Liu, Haihu, E-mail: haihu.liu@mail.xjtu.edu.cn [School of Energy and Power Engineering, Xi’an Jiaotong University, 28 West Xianning Road, Xi’an 710049 (China); James Weir Fluids Laboratory, Department of Mechanical and Aerospace Engineering, University of Strathclyde, Glasgow G1 1XJ (United Kingdom); Department of Civil and Environmental Engineering, University of Illinois at Urbana-Champaign, Urbana, Illinois 61801 (United States); Zhang, Yonghao [James Weir Fluids Laboratory, Department of Mechanical and Aerospace Engineering, University of Strathclyde, Glasgow G1 1XJ (United Kingdom); Valocchi, Albert J. [Department of Civil and Environmental Engineering, University of Illinois at Urbana-Champaign, Urbana, Illinois 61801 (United States)
2015-05-15
Injection of anthropogenic carbon dioxide (CO{sub 2}) into geological formations is a promising approach to reduce greenhouse gas emissions into the atmosphere. Predicting the amount of CO{sub 2} that can be captured and its long-term storage stability in subsurface requires a fundamental understanding of multiphase displacement phenomena at the pore scale. In this paper, the lattice Boltzmann method is employed to simulate the immiscible displacement of a wetting fluid by a non-wetting one in two microfluidic flow cells, one with a homogeneous pore network and the other with a randomly heterogeneous pore network.

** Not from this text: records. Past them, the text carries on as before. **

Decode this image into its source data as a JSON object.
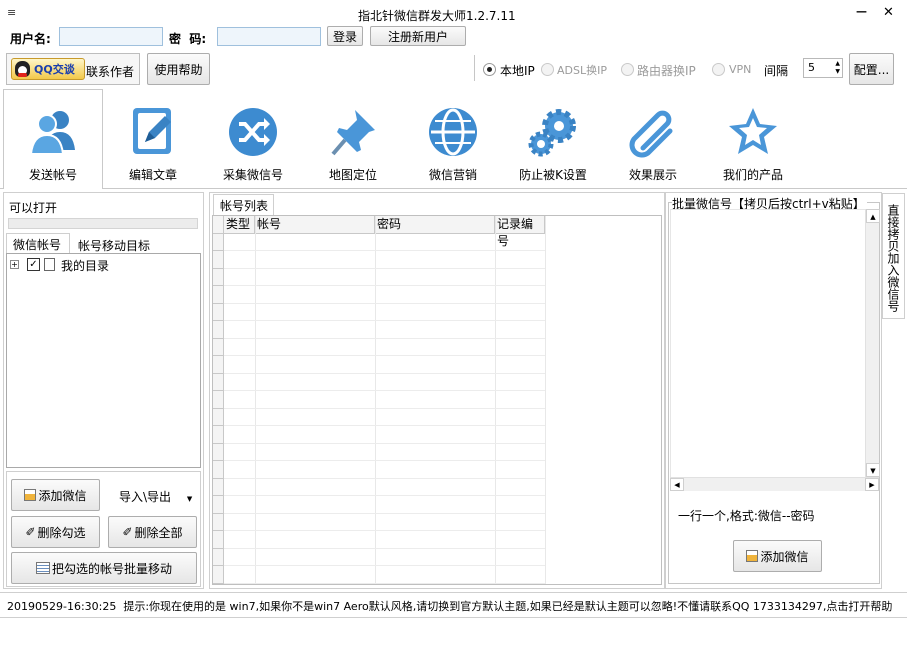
{
  "window": {
    "title": "指北针微信群发大师1.2.7.11",
    "menu_glyph": "≡",
    "minimize_glyph": "—",
    "close_glyph": "✕"
  },
  "login": {
    "username_label": "用户名:",
    "password_label": "密  码:",
    "username_value": "",
    "password_value": "",
    "login_button": "登录",
    "register_button": "注册新用户"
  },
  "actions": {
    "qq_button": "QQ交谈",
    "contact_author": "联系作者",
    "help_button": "使用帮助"
  },
  "ip_options": {
    "selected": "本地IP",
    "items": [
      "本地IP",
      "ADSL换IP",
      "路由器换IP",
      "VPN"
    ],
    "interval_label": "间隔",
    "interval_value": "5",
    "config_button": "配置..."
  },
  "toolbar": {
    "items": [
      "发送帐号",
      "编辑文章",
      "采集微信号",
      "地图定位",
      "微信营销",
      "防止被K设置",
      "效果展示",
      "我们的产品"
    ],
    "active": "发送帐号"
  },
  "left_panel": {
    "can_open_label": "可以打开",
    "tabs": [
      "微信帐号",
      "帐号移动目标"
    ],
    "tree_root": "我的目录",
    "add_wechat": "添加微信",
    "import_export": "导入\\导出",
    "delete_checked": "删除勾选",
    "delete_all": "删除全部",
    "batch_move": "把勾选的帐号批量移动"
  },
  "account_list": {
    "tab": "帐号列表",
    "columns": [
      "类型",
      "帐号",
      "密码",
      "记录编号"
    ]
  },
  "batch_panel": {
    "group_title": "批量微信号【拷贝后按ctrl+v粘贴】",
    "hint": "一行一个,格式:微信--密码",
    "add_button": "添加微信",
    "side_tab": "直接拷贝加入微信号"
  },
  "status_bar": {
    "message": "20190529-16:30:25  提示:你现在使用的是 win7,如果你不是win7 Aero默认风格,请切换到官方默认主题,如果已经是默认主题可以忽略!不懂请联系QQ 1733134297,点击打开帮助"
  }
}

We have identified three different displacement patterns, namely, stable displacement, capillary fingering, and viscous fingering, all of which are strongly dependent upon the capillary number (Ca), viscosity ratio (M), and the media heterogeneity. The non-wetting fluid saturation (S{sub nw}) is found to increase nearly linearly with logCa for each constant M. Increasing M (viscosity ratio of non-wetting fluid to wetting fluid) or decreasing the media heterogeneity can enhance the stability of the displacement process, resulting in an increase in S{sub nw}. In either pore networks, the specific interfacial length is linearly proportional to S{sub nw} during drainage with equal proportionality constant for all cases excluding those revealing considerable viscous fingering. Our numerical results confirm the previous experimental finding that the steady state specific interfacial length exhibits a linear dependence on S{sub nw} for either favorable (M ≥ 1) or unfavorable (M < 1) displacement, and the slope is slightly higher for the unfavorable displacement.